In 1850, he married Priscilla Beasley, with whom he had one child, named Peter. Beasley passed away a few years later. In 1858, he married Amanda. After the Civil War, Chambers began sharecropping and shoemaking for a living. Chambers had almost no contact with the Church of Jesus Christ of Latter-day Saints for nearly twenty-five years after his baptism.

== Life in Utah ==
In 1870, Samuel and Amanda migrated to Utah with her brother Edward and his wife, along with Samuel's teenaged son, Peter. The cost of the journey had required them to save their money for four years. To make the long trip, they used an ox-drawn wagon. They arrived in Salt Lake City on April 27, 1870. When they arrived, Utah was home to only 118 African Americans. During this time, Black members of the Church were prohibited from being ordained to the Priesthood. The Chambers quickly became involved with the activities of the Eighth ward, Samuel receiving a calling as an assistant deacon, and Amanda becoming a Relief society "deaconess". They were also assigned custodial duties and the helped care for the buildings of the church. They became very successful in fruit and berry cultivation. In 1875, Amanda was baptized into the church, after living in Utah for 5 years. Both Samuel and Amanda received their patriarchal blessings on September 5, 1874, from patriarch John Smith. The Chambers were known for being very active in the Church, despite racial discrimination.

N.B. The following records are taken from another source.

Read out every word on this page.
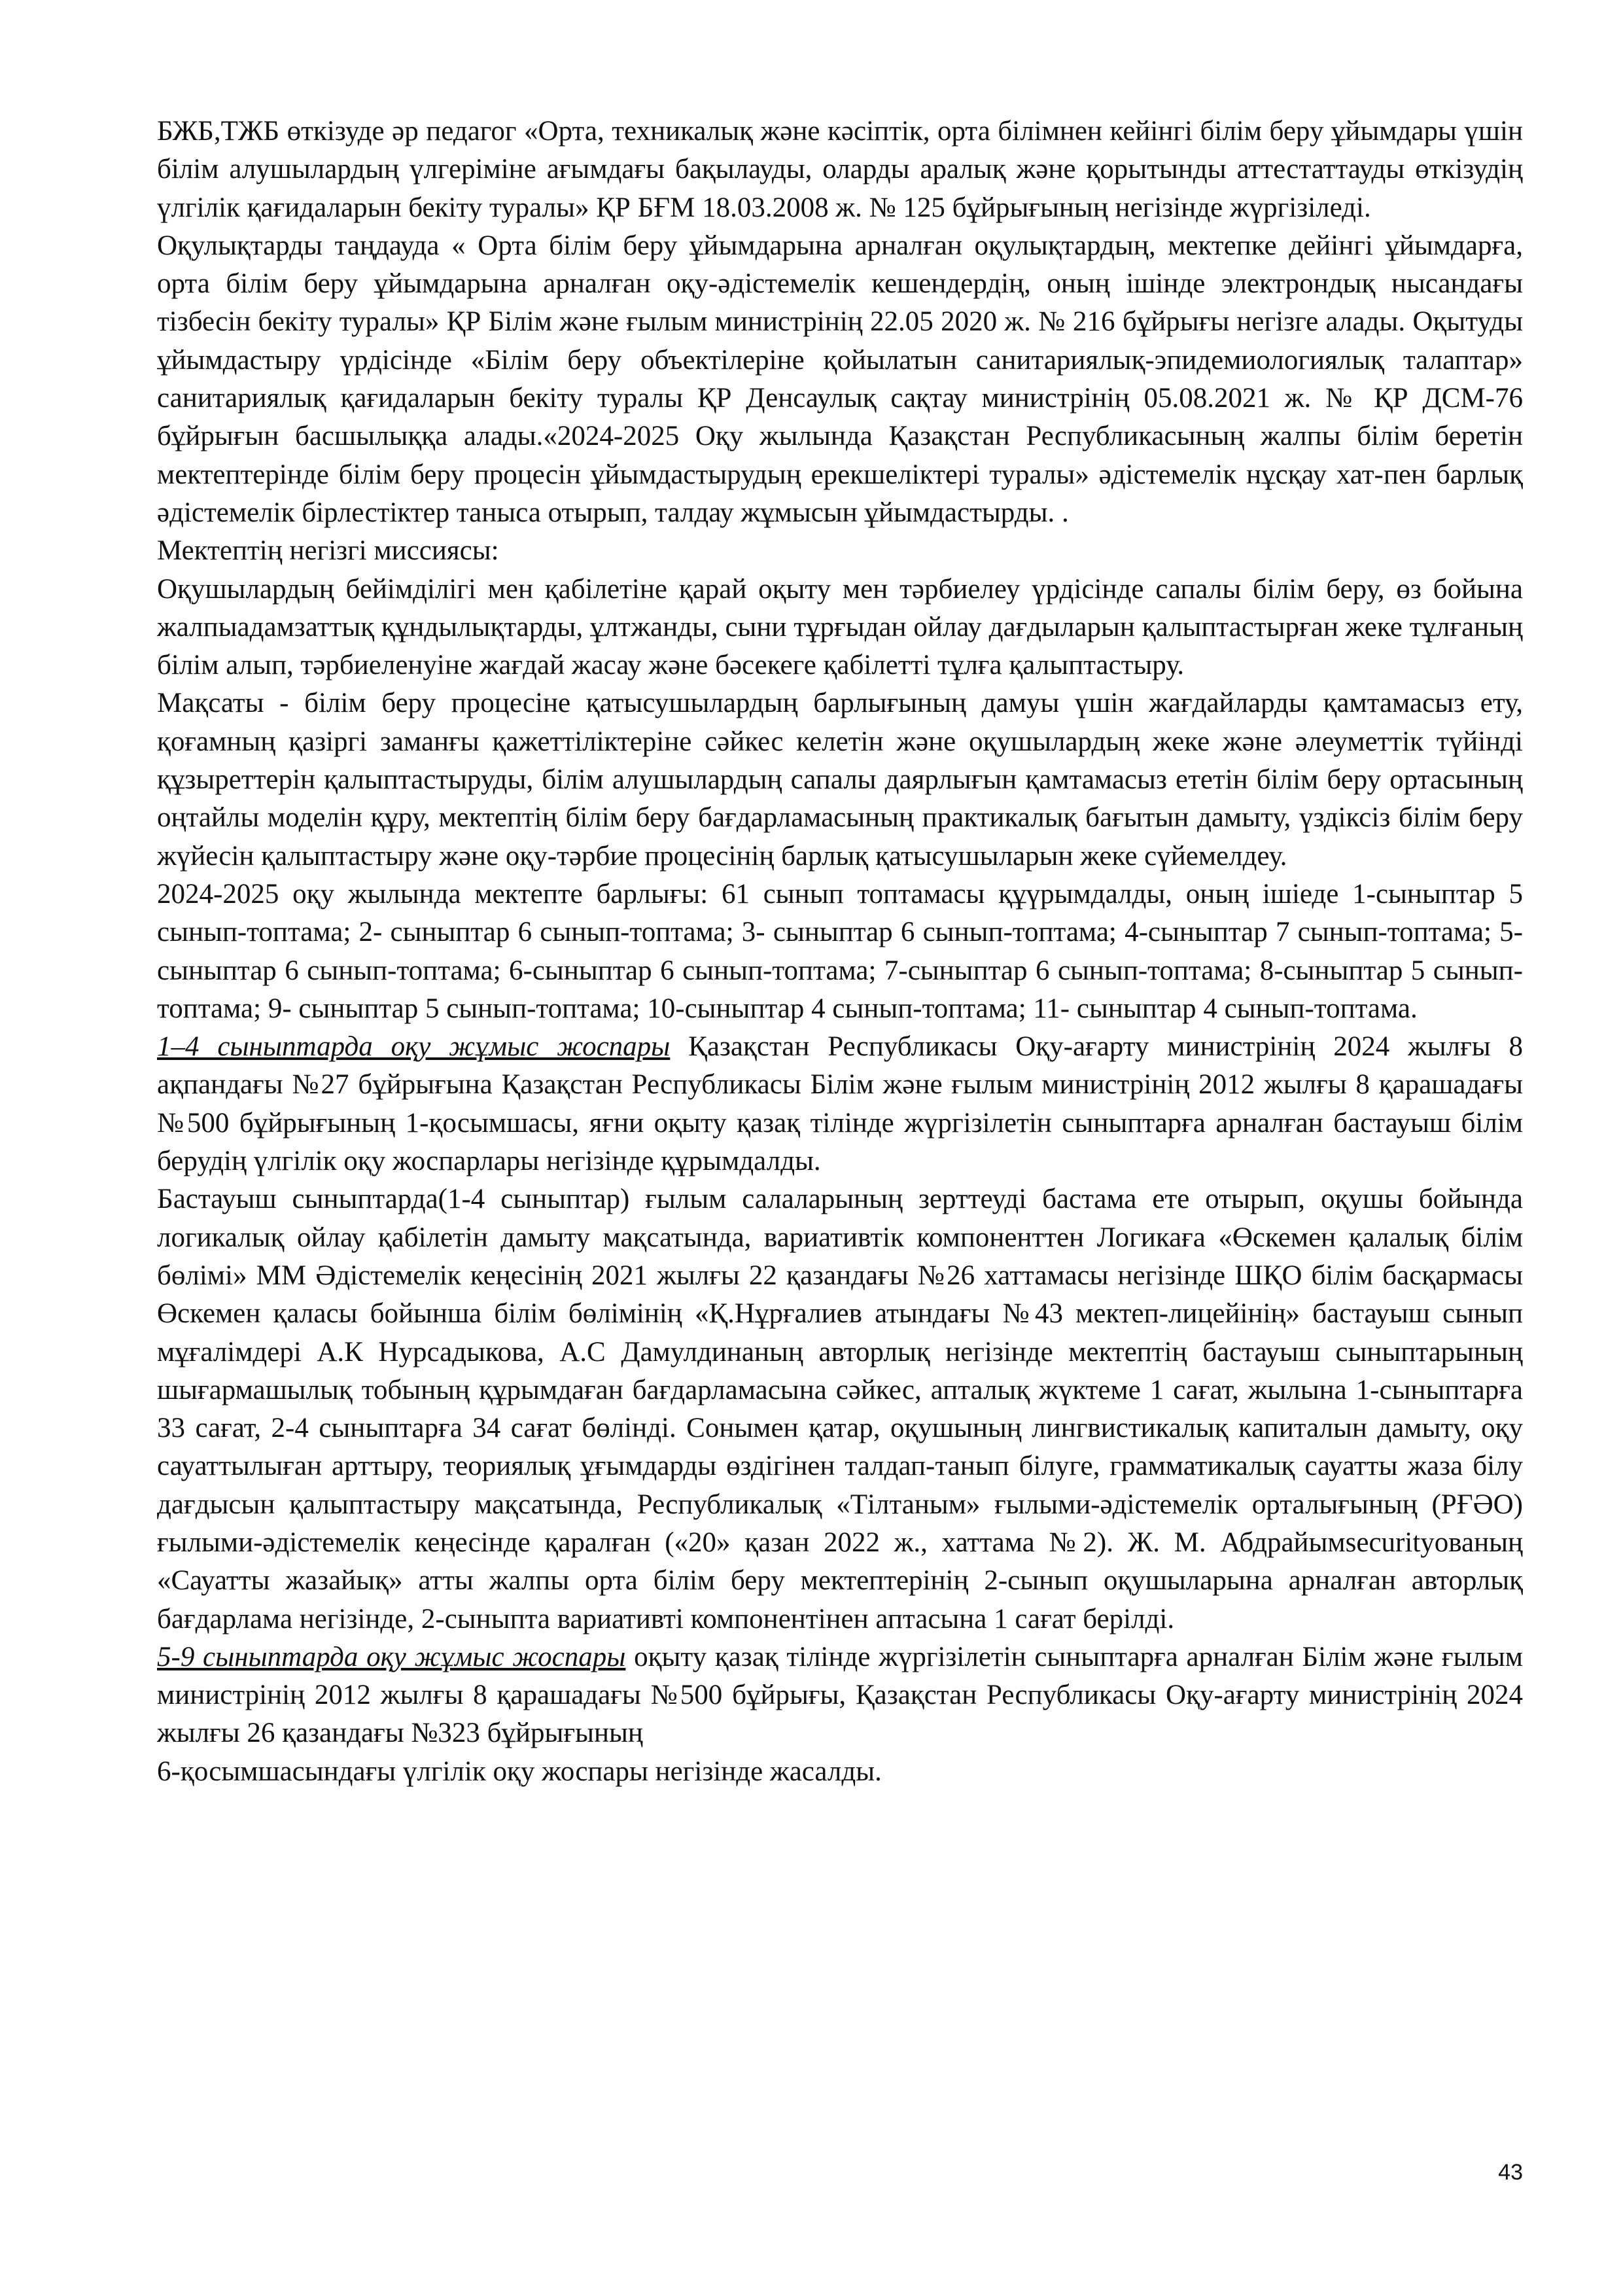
БЖБ,ТЖБ өткізуде әр педагог «Орта, техникалық және кәсіптік, орта білімнен кейінгі білім беру ұйымдары үшін білім алушылардың үлгеріміне ағымдағы бақылауды, оларды аралық және қорытынды аттестаттауды өткізудің үлгілік қағидаларын бекіту туралы» ҚР БҒМ 18.03.2008 ж. № 125 бұйрығының негізінде жүргізіледі.

Оқулықтарды таңдауда « Орта білім беру ұйымдарына арналған оқулықтардың, мектепке дейінгі ұйымдарға, орта білім беру ұйымдарына арналған оқу-әдістемелік кешендердің, оның ішінде электрондық нысандағы тізбесін бекіту туралы» ҚР Білім және ғылым министрінің 22.05 2020 ж. № 216 бұйрығы негізге алады. Оқытуды ұйымдастыру үрдісінде «Білім беру объектілеріне қойылатын санитариялық-эпидемиологиялық талаптар» санитариялық қағидаларын бекіту туралы ҚР Денсаулық сақтау министрінің 05.08.2021 ж. № ҚР ДСМ-76 бұйрығын басшылыққа алады.«2024-2025 Оқу жылында Қазақстан Республикасының жалпы білім беретін мектептерінде білім беру процесін ұйымдастырудың ерекшеліктері туралы» әдістемелік нұсқау хат-пен барлық әдістемелік бірлестіктер таныса отырып, талдау жұмысын ұйымдастырды. .

Мектептің негізгі миссиясы:

Оқушылардың бейімділігі мен қабілетіне қарай оқыту мен тәрбиелеу үрдісінде сапалы білім беру, өз бойына жалпыадамзаттық құндылықтарды, ұлтжанды, сыни тұрғыдан ойлау дағдыларын қалыптастырған жеке тұлғаның білім алып, тәрбиеленуіне жағдай жасау және бәсекеге қабілетті тұлға қалыптастыру.

Мақсаты - білім беру процесіне қатысушылардың барлығының дамуы үшін жағдайларды қамтамасыз ету, қоғамның қазіргі заманғы қажеттіліктеріне сәйкес келетін және оқушылардың жеке және әлеуметтік түйінді құзыреттерін қалыптастыруды, білім алушылардың сапалы даярлығын қамтамасыз ететін білім беру ортасының оңтайлы моделін құру, мектептің білім беру бағдарламасының практикалық бағытын дамыту, үздіксіз білім беру жүйесін қалыптастыру және оқу-тәрбие процесінің барлық қатысушыларын жеке сүйемелдеу.

2024-2025 оқу жылында мектепте барлығы: 61 сынып топтамасы құүрымдалды, оның ішіеде 1-сыныптар 5 сынып-топтама; 2- сыныптар 6 сынып-топтама; 3- сыныптар 6 сынып-топтама; 4-сыныптар 7 сынып-топтама; 5- сыныптар 6 сынып-топтама; 6-сыныптар 6 сынып-топтама; 7-сыныптар 6 сынып-топтама; 8-сыныптар 5 сынып-топтама; 9- сыныптар 5 сынып-топтама; 10-сыныптар 4 сынып-топтама; 11- сыныптар 4 сынып-топтама.

1–4 сыныптарда оқу жұмыс жоспары Қазақстан Республикасы Оқу-ағарту министрінің 2024 жылғы 8 ақпандағы №27 бұйрығына Қазақстан Республикасы Білім және ғылым министрінің 2012 жылғы 8 қарашадағы №500 бұйрығының 1-қосымшасы, яғни оқыту қазақ тілінде жүргізілетін сыныптарға арналған бастауыш білім берудің үлгілік оқу жоспарлары негізінде құрымдалды.

Бастауыш сыныптарда(1-4 сыныптар) ғылым салаларының зерттеуді бастама ете отырып, оқушы бойында логикалық ойлау қабілетін дамыту мақсатында, вариативтік компоненттен Логикаға «Өскемен қалалық білім бөлімі» ММ Әдістемелік кеңесінің 2021 жылғы 22 қазандағы №26 хаттамасы негізінде ШҚО білім басқармасы Өскемен қаласы бойынша білім бөлімінің «Қ.Нұрғалиев атындағы №43 мектеп-лицейінің» бастауыш сынып мұғалімдері А.К Нурсадыкова, А.С Дамулдинаның авторлық негізінде мектептің бастауыш сыныптарының шығармашылық тобының құрымдаған бағдарламасына сәйкес, апталық жүктеме 1 сағат, жылына 1-сыныптарға 33 сағат, 2-4 сыныптарға 34 сағат бөлінді. Сонымен қатар, оқушының лингвистикалық капиталын дамыту, оқу сауаттылыған арттыру, теориялық ұғымдарды өздігінен талдап-танып білуге, грамматикалық сауатты жаза білу дағдысын қалыптастыру мақсатында, Республикалық «Тілтаным» ғылыми-әдістемелік орталығының (РҒӘО) ғылыми-әдістемелік кеңесінде қаралған («20» қазан 2022 ж., хаттама №2). Ж. М. Абдрайымsecurityованың «Сауатты жазайық» атты жалпы орта білім беру мектептерінің 2-сынып оқушыларына арналған авторлық бағдарлама негізінде, 2-сыныпта вариативті компонентінен аптасына 1 сағат берілді.

5-9 сыныптарда оқу жұмыс жоспары оқыту қазақ тілінде жүргізілетін сыныптарға арналған Білім және ғылым министрінің 2012 жылғы 8 қарашадағы №500 бұйрығы, Қазақстан Республикасы Оқу-ағарту министрінің 2024 жылғы 26 қазандағы №323 бұйрығының

6-қосымшасындағы үлгілік оқу жоспары негізінде жасалды.

43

In 1875, Samuel and Amanda purchased land in Millcreek and started a very successful farm. They were considered to be essential farmers and were one of the first farming families in Utah. Chicken, pork, eggs, peas, wheat, corn, cabbage, molasses, and butter came from their farm. Samuel was illiterate for his whole life, but Amanda taught herself to read and write by using a Guffey speller.

Amanda and Samuel did not have any children together. Amanda died on March 10, 1929, at the age of 85, and Samuel passed several months later, on November 7, 1929. Their funerals were very well attended by members of the Church and friends in Utah. They are both buried in Elysian Burial Gardens in Millcreek.

They were posthumously sealed together and to their parents in the Jordan River Utah Temple, on April 20, 1984.

== Recent news ==
In July 2020, a street in Millcreek, Utah was named "Chambers Avenue" after Amanda Samuel. Millcreek Mayor Jeff Silvenstrini said, "For over half a century, they were stalwart settlers in this area and well respected in the community. These pioneers are well deserving of a place of honor in the heart of our new City Center."Representatives from the NAACP, the Afro-American Historical and Genealogical Society, and descendants of relatives Amanda and Samuel spoke at the ceremony.